Apalagi dengan China yang kembali membuka diri setelah melawan pandemi Covid-19 setidaknya selama tiga tahun terakhir.

Di pasar saham pada periode 24-26 Januari 2023, asing mencatatkan net buy sebesar Rp 790 miliar. Namun sepanjang Januari hingga 26 Januari 2023, asing masih mencatatkan net sell sebesar Rp 6,83 triliun.

Dengan ini, maka selama periode 2-26 Januari 2023, asing masih cenderung lebih tertarik dengan pasar SBN RI ketimbang pasar saham RI.

Namun menurut Direktur Jenderal Pengelolaan Pembiayaan dan Risiko, Sumianto, sepanjang Januari 2023, yield SBN 10 tahun masih cenderung turun sebesar 22 basis poin (bp).

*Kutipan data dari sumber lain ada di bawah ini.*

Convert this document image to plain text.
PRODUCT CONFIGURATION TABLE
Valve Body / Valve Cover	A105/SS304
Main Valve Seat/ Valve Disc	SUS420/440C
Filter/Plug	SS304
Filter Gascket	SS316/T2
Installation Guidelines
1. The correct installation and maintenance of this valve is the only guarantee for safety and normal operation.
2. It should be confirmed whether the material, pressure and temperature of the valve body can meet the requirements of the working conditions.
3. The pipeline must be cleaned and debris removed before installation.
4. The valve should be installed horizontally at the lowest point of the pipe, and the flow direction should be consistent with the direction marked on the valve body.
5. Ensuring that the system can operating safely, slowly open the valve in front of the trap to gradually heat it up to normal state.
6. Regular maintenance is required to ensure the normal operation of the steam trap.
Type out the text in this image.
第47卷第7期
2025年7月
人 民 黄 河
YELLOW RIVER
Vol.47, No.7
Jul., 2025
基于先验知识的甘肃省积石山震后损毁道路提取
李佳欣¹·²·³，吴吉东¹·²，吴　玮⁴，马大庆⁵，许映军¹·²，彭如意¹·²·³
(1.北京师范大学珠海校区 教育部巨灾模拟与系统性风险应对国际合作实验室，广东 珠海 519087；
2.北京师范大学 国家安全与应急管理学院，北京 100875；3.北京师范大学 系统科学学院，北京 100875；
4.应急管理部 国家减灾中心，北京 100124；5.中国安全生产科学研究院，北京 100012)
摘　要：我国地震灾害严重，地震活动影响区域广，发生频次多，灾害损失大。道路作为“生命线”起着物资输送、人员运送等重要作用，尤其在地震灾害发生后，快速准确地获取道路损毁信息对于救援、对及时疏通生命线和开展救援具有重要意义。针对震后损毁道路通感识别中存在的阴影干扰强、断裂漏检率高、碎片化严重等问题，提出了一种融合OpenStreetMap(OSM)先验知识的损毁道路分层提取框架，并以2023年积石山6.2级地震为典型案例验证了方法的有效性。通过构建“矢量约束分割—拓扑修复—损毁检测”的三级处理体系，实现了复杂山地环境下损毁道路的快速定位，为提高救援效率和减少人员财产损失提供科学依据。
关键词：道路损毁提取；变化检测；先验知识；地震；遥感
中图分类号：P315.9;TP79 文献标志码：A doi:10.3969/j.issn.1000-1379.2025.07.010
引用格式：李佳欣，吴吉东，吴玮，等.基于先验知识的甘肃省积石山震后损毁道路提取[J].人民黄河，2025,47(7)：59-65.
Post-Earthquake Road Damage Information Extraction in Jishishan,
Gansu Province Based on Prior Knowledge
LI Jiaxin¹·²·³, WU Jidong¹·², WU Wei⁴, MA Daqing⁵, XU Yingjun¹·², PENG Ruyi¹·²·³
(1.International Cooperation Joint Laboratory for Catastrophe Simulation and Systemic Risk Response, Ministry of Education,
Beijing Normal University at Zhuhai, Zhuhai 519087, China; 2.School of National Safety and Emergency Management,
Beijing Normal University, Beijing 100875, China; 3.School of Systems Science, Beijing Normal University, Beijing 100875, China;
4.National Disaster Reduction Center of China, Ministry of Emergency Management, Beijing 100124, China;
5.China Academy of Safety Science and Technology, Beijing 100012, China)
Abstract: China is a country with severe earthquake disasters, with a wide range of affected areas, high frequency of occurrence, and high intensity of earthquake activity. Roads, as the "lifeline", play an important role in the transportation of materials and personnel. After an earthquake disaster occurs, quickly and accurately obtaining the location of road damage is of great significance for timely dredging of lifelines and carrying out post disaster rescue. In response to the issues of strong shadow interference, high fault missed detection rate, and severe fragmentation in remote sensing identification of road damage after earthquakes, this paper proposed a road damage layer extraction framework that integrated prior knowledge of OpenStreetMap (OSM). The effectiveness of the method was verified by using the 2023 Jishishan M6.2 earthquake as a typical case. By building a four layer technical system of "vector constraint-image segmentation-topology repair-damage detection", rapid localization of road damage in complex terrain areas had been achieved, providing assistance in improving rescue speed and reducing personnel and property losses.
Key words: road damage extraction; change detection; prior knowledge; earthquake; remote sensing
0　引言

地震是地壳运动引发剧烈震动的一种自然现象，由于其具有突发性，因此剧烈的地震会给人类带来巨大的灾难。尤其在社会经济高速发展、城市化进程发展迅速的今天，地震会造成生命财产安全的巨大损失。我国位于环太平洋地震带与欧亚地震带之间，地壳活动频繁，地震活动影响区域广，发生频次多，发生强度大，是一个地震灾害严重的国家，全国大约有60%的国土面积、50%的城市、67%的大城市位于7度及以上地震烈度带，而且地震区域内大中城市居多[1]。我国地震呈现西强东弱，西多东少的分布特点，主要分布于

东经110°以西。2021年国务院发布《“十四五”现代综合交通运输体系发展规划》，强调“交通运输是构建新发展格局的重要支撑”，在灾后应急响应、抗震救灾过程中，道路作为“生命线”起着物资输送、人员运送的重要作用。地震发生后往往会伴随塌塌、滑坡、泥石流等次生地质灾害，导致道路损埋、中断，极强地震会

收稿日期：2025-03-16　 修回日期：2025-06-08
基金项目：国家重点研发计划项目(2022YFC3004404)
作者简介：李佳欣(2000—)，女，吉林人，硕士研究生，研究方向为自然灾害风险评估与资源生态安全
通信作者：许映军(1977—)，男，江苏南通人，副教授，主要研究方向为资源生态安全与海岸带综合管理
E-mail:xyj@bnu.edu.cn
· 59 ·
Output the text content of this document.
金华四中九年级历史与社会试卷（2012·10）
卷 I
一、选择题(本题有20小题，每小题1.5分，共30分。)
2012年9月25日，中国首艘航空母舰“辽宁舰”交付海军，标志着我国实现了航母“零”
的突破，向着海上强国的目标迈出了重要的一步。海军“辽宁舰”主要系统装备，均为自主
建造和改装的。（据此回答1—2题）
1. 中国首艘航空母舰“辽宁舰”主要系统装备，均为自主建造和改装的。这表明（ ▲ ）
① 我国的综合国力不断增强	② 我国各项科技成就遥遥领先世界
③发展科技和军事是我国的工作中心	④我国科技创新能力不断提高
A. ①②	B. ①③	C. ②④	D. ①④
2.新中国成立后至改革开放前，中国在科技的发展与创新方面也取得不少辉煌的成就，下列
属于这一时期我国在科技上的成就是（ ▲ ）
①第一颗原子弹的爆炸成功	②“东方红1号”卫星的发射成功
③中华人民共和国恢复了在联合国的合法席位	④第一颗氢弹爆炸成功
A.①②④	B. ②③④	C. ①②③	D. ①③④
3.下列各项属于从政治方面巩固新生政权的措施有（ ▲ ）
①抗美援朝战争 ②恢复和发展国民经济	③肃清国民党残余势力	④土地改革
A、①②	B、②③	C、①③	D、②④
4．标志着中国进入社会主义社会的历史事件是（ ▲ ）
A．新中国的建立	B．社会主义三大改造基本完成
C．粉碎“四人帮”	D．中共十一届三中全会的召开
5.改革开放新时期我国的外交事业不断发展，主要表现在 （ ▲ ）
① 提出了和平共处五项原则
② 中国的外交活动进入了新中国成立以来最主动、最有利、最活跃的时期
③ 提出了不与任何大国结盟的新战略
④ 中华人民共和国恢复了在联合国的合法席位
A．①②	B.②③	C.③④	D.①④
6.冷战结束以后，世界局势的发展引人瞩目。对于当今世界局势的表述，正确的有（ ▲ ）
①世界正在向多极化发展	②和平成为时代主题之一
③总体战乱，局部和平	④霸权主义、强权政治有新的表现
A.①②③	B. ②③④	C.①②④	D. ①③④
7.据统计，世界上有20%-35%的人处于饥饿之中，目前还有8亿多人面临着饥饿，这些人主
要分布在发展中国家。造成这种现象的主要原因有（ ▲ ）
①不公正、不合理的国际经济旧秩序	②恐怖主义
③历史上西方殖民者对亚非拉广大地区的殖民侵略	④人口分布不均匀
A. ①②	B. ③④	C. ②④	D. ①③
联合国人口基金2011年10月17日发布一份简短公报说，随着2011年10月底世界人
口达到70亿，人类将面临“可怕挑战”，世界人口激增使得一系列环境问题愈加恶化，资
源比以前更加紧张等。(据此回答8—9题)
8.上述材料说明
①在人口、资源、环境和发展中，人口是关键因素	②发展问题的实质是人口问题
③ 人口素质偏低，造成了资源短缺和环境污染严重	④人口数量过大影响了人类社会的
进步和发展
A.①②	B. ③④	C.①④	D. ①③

Selain itu, berdasarkan data perdagangan harian (PLTE) dalam dua hari terakhir hingga 26 Januari, asing tercatat melakukan net sell namun dengan jumlah yang terbatas. Hal ini sejalan dengan inflow asing dalam satu bulan ini sebesar Rp 48,08 triliun.

Sentimen pasar global masih mendominasi pergerakan yield di pasar SBN, termasuk rilis data pertumbuhan ekonomi Amerika Serikat (AS) yang naik melebihi ekspektasi pasar.

Sebelumnya pada pekan lalu, data pertumbuhan ekonomi atau produk domestik bruto (PDB) AS pada kuartal IV-2022 dilaporkan tumbuh positif yakni 2,9% dan lebih tinggi dari ekspektasi 2,6%.

Rilis data ekonomi yang lebih baik dari perkiraan ini membuat yield obligasi AS (US Treasury) kembali meningkat. Hal ini seiring dengan meningkatnya ekspektasi bahwa bank sentral AS (Federal Reserve/The Fed) masih akan mempertahankan suku bunga yang tinggi lebih lama.

Melihat dari data ekonomi AS yang masih cukup baik, maka potensi The Fed tetap agresif menaikkan suku bunga 50 bp masih berpeluang cukup besar, meski pasar memprediksi The Fed hanya akan menaikkan sebesar 25 bp.

Sementara itu menurut Ekonom Bank Danamon, Irman Faiz, investor cenderung melirik SBN tenor 2 hingga 5 tahun. Hal ini menurutnya karena Bank Indonesia (BI) sebelumnya mengindikasikan bahwa mereka tak akan lagi menaikkan suku bunga acuannya di pertemuan-pertemuan berikutnya, sehingga harga SBN bertenor pendek mulai menarik.

"Untuk flows bond investor kini mulai masuk di SBN tenor 2-5 tahun, karena ekspektasi Bank Indonesia yang akan menghentikan kenaikan suku bunga acuan di pertemuan berikutnya, jadi harga SBN tenor pendek mulai menarik," ujar Irman Faiz, dikutip dari CNBC Indonesia.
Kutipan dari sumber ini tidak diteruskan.